Naomi Watts Wasted in English Language Remake of German Snuff Flick

Obviously, director Michael Haneke wasn't satisfied merely with having made Funny Games in German for the kinky S&M enthusiasts in his native Deutschland. No, he was apparently so self-impressed with his disturbing snuff flick that he had to shoot a virtually-identical, English-language version, ala Gus Van Sant's scene-for-scene, line-for-line remake of Psycho.

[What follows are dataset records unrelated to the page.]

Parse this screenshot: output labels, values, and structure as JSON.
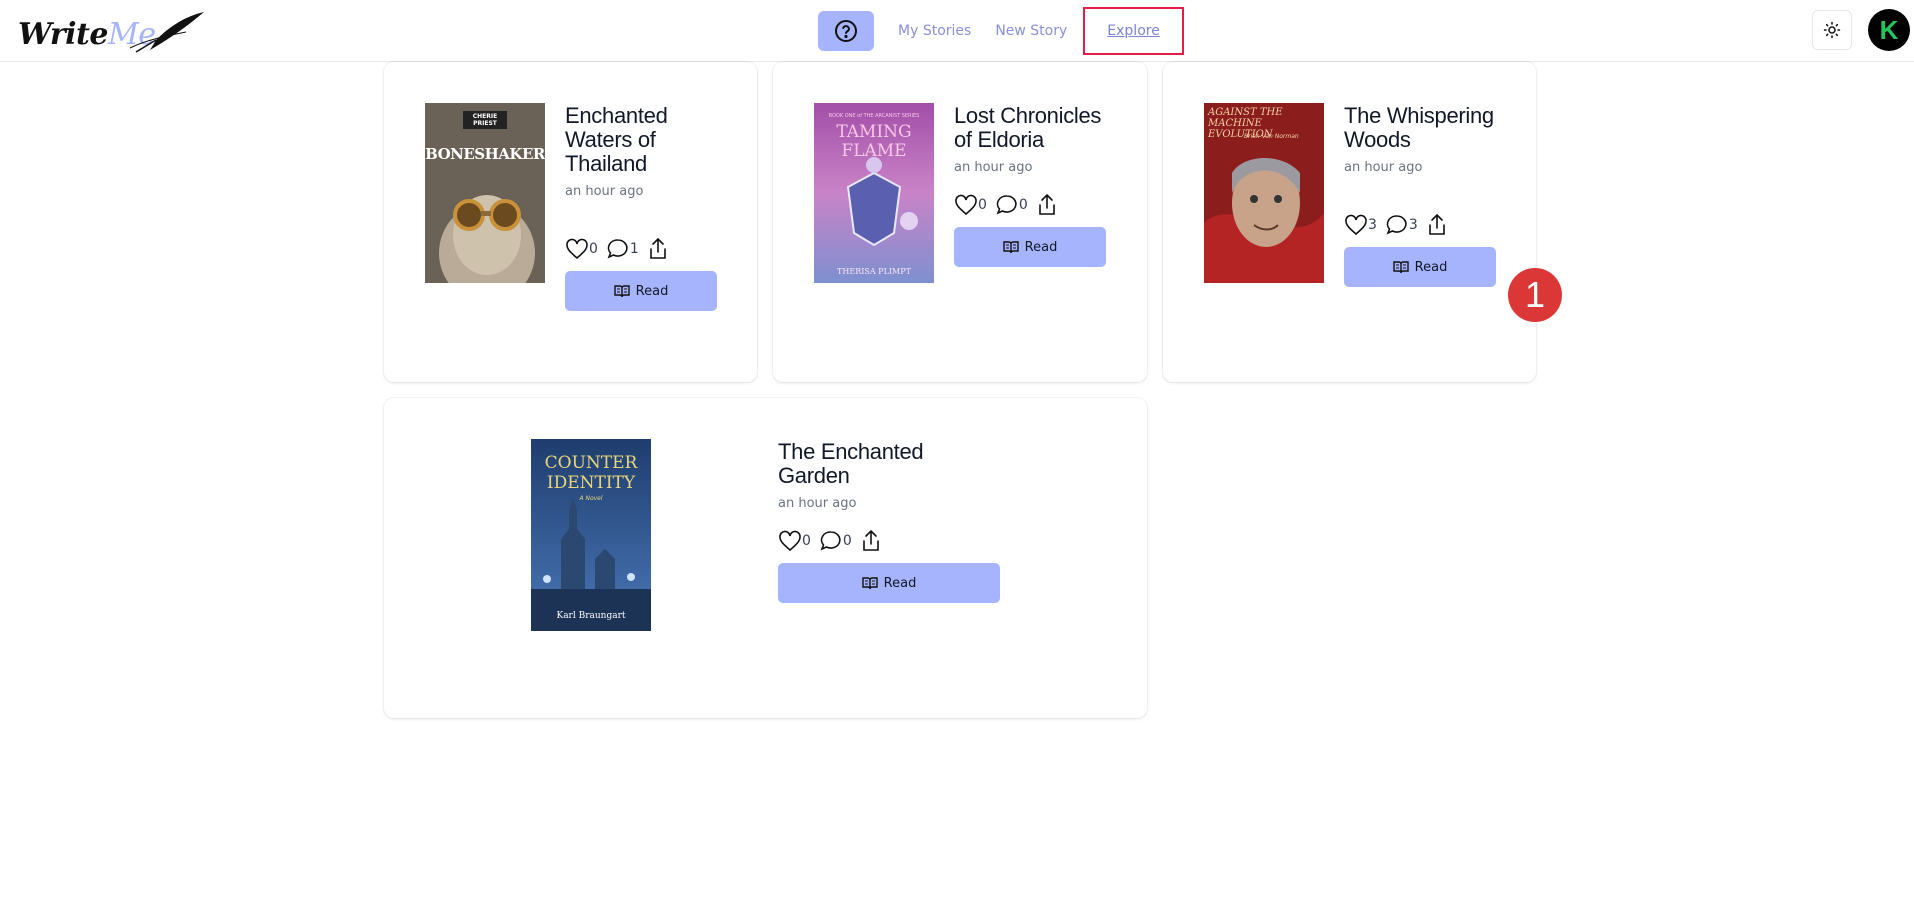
{
  "header": {
    "logo_part1": "Write",
    "logo_part2": "Me",
    "help_icon": "question-circle-icon",
    "nav": {
      "my_stories": "My Stories",
      "new_story": "New Story",
      "explore": "Explore"
    },
    "theme_icon": "sun-icon",
    "avatar_letter": "K"
  },
  "stories": [
    {
      "title": "Enchanted Waters of Thailand",
      "time": "an hour ago",
      "likes": "0",
      "comments": "1",
      "read_label": "Read",
      "cover": {
        "top_text": "CHERIE PRIEST",
        "main_text": "BONESHAKER",
        "bg": "#6b6257",
        "text_color": "#ffffff"
      }
    },
    {
      "title": "Lost Chronicles of Eldoria",
      "time": "an hour ago",
      "likes": "0",
      "comments": "0",
      "read_label": "Read",
      "cover": {
        "top_text": "BOOK ONE of THE ARCANIST SERIES",
        "main_text": "TAMING FLAME",
        "bottom_text": "THERISA PLIMPT",
        "bg": "#b06ab8",
        "text_color": "#f9c6e8"
      }
    },
    {
      "title": "The Whispering Woods",
      "time": "an hour ago",
      "likes": "3",
      "comments": "3",
      "read_label": "Read",
      "cover": {
        "top_text": "AGAINST THE MACHINE EVOLUTION",
        "author": "Brian Van Norman",
        "bg": "#8c1d1d",
        "text_color": "#f1d2a6"
      }
    },
    {
      "title": "The Enchanted Garden",
      "time": "an hour ago",
      "likes": "0",
      "comments": "0",
      "read_label": "Read",
      "cover": {
        "top_text": "COUNTER IDENTITY",
        "sub_text": "A Novel",
        "bottom_text": "Karl Braungart",
        "bg": "#2b4a7a",
        "text_color": "#e8d77a"
      }
    }
  ],
  "annotation_badge": "1",
  "colors": {
    "accent": "#a5b4fc",
    "nav_text": "#8b8fd6",
    "highlight_border": "#e11d48",
    "badge": "#dc3737"
  }
}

But while that Hitchcock classic may have been very worthy of an homage, Funny Games is just a disturbing headscratcher likely to leave an audience feeling more abused than entertained, and also wondering how an Oscar-nominated actress of the caliber of Naomi Watts (for 21 Grams) ever agreed to the project. Equally-ponderous is the question of why it ever got greenlighted in Hollywood in the first place

Nonetheless, the picture has been released in theaters, which makes it my job to warn you of the morally-objectionable content of this inappropriately titled indulgence in bloodlust. For Funny Games has nothing to do with either fun or games, unless you consider lingering scenes of bondage, torture, animal cruelty, splatter, sexual assault and eroticized violence fun and games. If there were truth in advertising, its title would be Gruesome Murders.

This whodunit might best be described as an endurance test during which the director all but directly dares you to walk out of the theater. For instance, he'll have his villains occasionally break the proverbial fourth wall to comment on their latest diabolical deed. And on one occasion, he even lets a creep rewind a fight scene to change the outcome.

Superficially, the set-up reads like a stock plotline ripped right out of the psychological thriller script book. As the film unfolds, we find the Farber family, Anne (Watts), George (Tim Roth) and George, Jr. (Devon Gearheart) on their way to spending their summer vacation at their sprawling country estate which shares a lake in an upscale community comprised of the idle rich.

Before they get a chance to settle into the house there's a knock, and the Mrs. is asked by an overly-polite, handsome young stranger (Brady Corbet) if he might borrow a few eggs for their next-door neighbor, Mrs. Thompson. Despite his manners, there's something odd about Peter, and it's not just the fact that he's wearing white gloves.


He creates diversions for a few minutes until his pal Paul (Michael Pitt), also clad in white gloves, arrives and finds further excuses to dilly-dally. When asked to leave, the rude pair finally informs the Farbers that they're being kidnapped, and apparently for kicks.

The preppy psychopaths then proceed to kill the dog, break George's kneecap with a golf club, make Anne strip naked in front of her son, and worse. Without divulging any specific subsequent developments, let me say that, at this juncture, the movie defies convention and degenerates into further displays of anti-social behavior, sadly sans consequences for the crooks.

Naomi Watts might want to fire her agent for attaching her to this infuriating fiasco. Walk-out bad.

Poor (0 stars)
Rated R for terror, partial nudity, profanity graphic gore and eroticized violence.